Bank of America: Troubles Might Just Be Starting
CNBC "On-Air Stocks" Editor
Bank of America joining Citiin essentially announcing they are eliminating their share buyback program (to be technical, the headline said "only limited share buybacks until late '08"). It's likely that their hefty $2.56 dividend (5.3% yield) is safe, for the time being.
But there are broader problems with the poor quarter for B of A: it may not be the last one. Analyst Christopher Mutascio at Stifel, Nicolaus said "we do not believe this will be just a 3Q07 event. Weakness in debt underwriting and sales & trading of credit and structured products are likely to last for some time, in our view."

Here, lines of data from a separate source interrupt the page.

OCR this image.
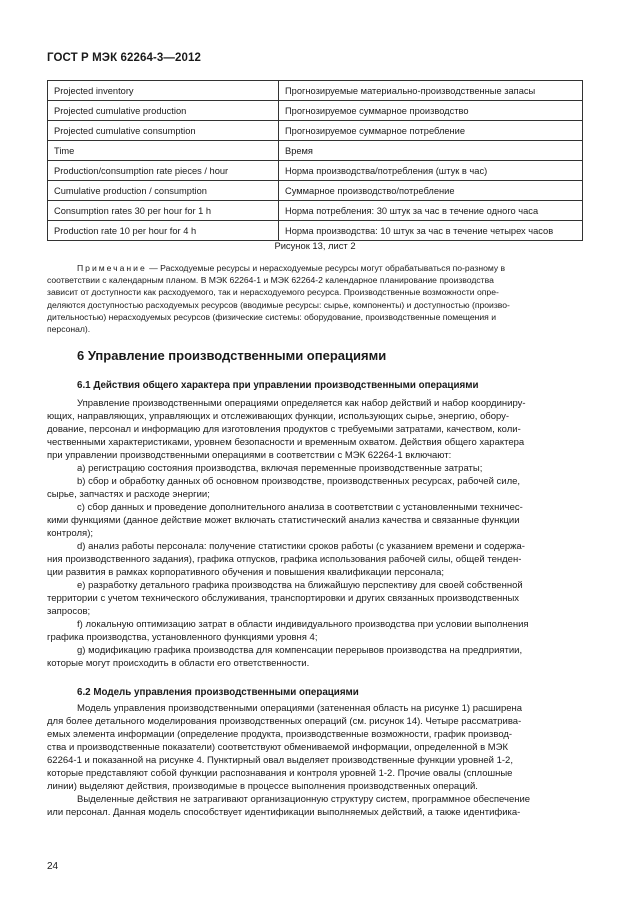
ГОСТ Р МЭК 62264-3—2012
Projected inventory	Прогнозируемые материально-производственные запасы
Projected cumulative production	Прогнозируемое суммарное производство
Projected cumulative consumption	Прогнозируемое суммарное потребление
Time	Время
Production/consumption rate pieces / hour	Норма производства/потребления (штук в час)
Cumulative production / consumption	Суммарное производство/потребление
Consumption rates 30 per hour for 1 h	Норма потребления: 30 штук за час в течение одного часа
Production rate 10 per hour for 4 h	Норма производства: 10 штук за час в течение четырех часов
Рисунок 13, лист 2
Примечание — Расходуемые ресурсы и нерасходуемые ресурсы могут обрабатываться по-разному в
соответствии с календарным планом. В МЭК 62264-1 и МЭК 62264-2 календарное планирование производства
зависит от доступности как расходуемого, так и нерасходуемого ресурса. Производственные возможности опре-
деляются доступностью расходуемых ресурсов (вводимые ресурсы: сырье, компоненты) и доступностью (произво-
дительностью) нерасходуемых ресурсов (физические системы: оборудование, производственные помещения и
персонал).
6 Управление производственными операциями
6.1 Действия общего характера при управлении производственными операциями
Управление производственными операциями определяется как набор действий и набор координиру-
ющих, направляющих, управляющих и отслеживающих функции, использующих сырье, энергию, обору-
дование, персонал и информацию для изготовления продуктов с требуемыми затратами, качеством, коли-
чественными характеристиками, уровнем безопасности и временным охватом. Действия общего характера
при управлении производственными операциями в соответствии с МЭК 62264-1 включают:
a) регистрацию состояния производства, включая переменные производственные затраты;
b) сбор и обработку данных об основном производстве, производственных ресурсах, рабочей силе,
сырье, запчастях и расходе энергии;
c) сбор данных и проведение дополнительного анализа в соответствии с установленными техничес-
кими функциями (данное действие может включать статистический анализ качества и связанные функции
контроля);
d) анализ работы персонала: получение статистики сроков работы (с указанием времени и содержа-
ния производственного задания), графика отпусков, графика использования рабочей силы, общей тенден-
ции развития в рамках корпоративного обучения и повышения квалификации персонала;
e) разработку детального графика производства на ближайшую перспективу для своей собственной
территории с учетом технического обслуживания, транспортировки и других связанных производственных
запросов;
f) локальную оптимизацию затрат в области индивидуального производства при условии выполнения
графика производства, установленного функциями уровня 4;
g) модификацию графика производства для компенсации перерывов производства на предприятии,
которые могут происходить в области его ответственности.
6.2 Модель управления производственными операциями
Модель управления производственными операциями (затененная область на рисунке 1) расширена
для более детального моделирования производственных операций (см. рисунок 14). Четыре рассматрива-
емых элемента информации (определение продукта, производственные возможности, график производ-
ства и производственные показатели) соответствуют обмениваемой информации, определенной в МЭК
62264-1 и показанной на рисунке 4. Пунктирный овал выделяет производственные функции уровней 1-2,
которые представляют собой функции распознавания и контроля уровней 1-2. Прочие овалы (сплошные
линии) выделяют действия, производимые в процессе выполнения производственных операций.
Выделенные действия не затрагивают организационную структуру систем, программное обеспечение
или персонал. Данная модель способствует идентификации выполняемых действий, а также идентифика-
24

With all this mumbo-jumbo about losses and credit quality, let me walk you through what happened at Bank of America. There were two big problems:
1) Writedowns. A writedown involves reducing the book value of an asset; it's typically done when the asset is overvalued compared to current market prices. The company wrote down:
a) $607 m (9 cents per share) on losses related to credit trading--due to the "breakdowns in traditional pricing relationships" and widening of credit spreads during the quarter.
b) $247 m (4 cents per share) on losses from leveraged buyout (LBO) loans
c) $527 m (8 cents per share) on losses from Collateralized Debt Obligations and other structured products. CDOs are securities backed by pools of assets, in some case mortgage-backed securities, that divide up the credit risk by issuing different bundles. Much of the losses here are due to the subprime meltdown.
2) Credit quality declined. Credit is just money loaned out by the bank; the quality--the creditworthiness, or ability of the borrower to repay the loan--has deteriorated for a number of the bank's borrowers.
For example, the company's nonperforming assets increased 41% sequentially (up nearly $1 billion). Nonperforming assets are assets that are not producing any income, but are not yet written off as a complete loss. Residential mortgage, home equity and commercial (domestic) loans were the main reason quality declined.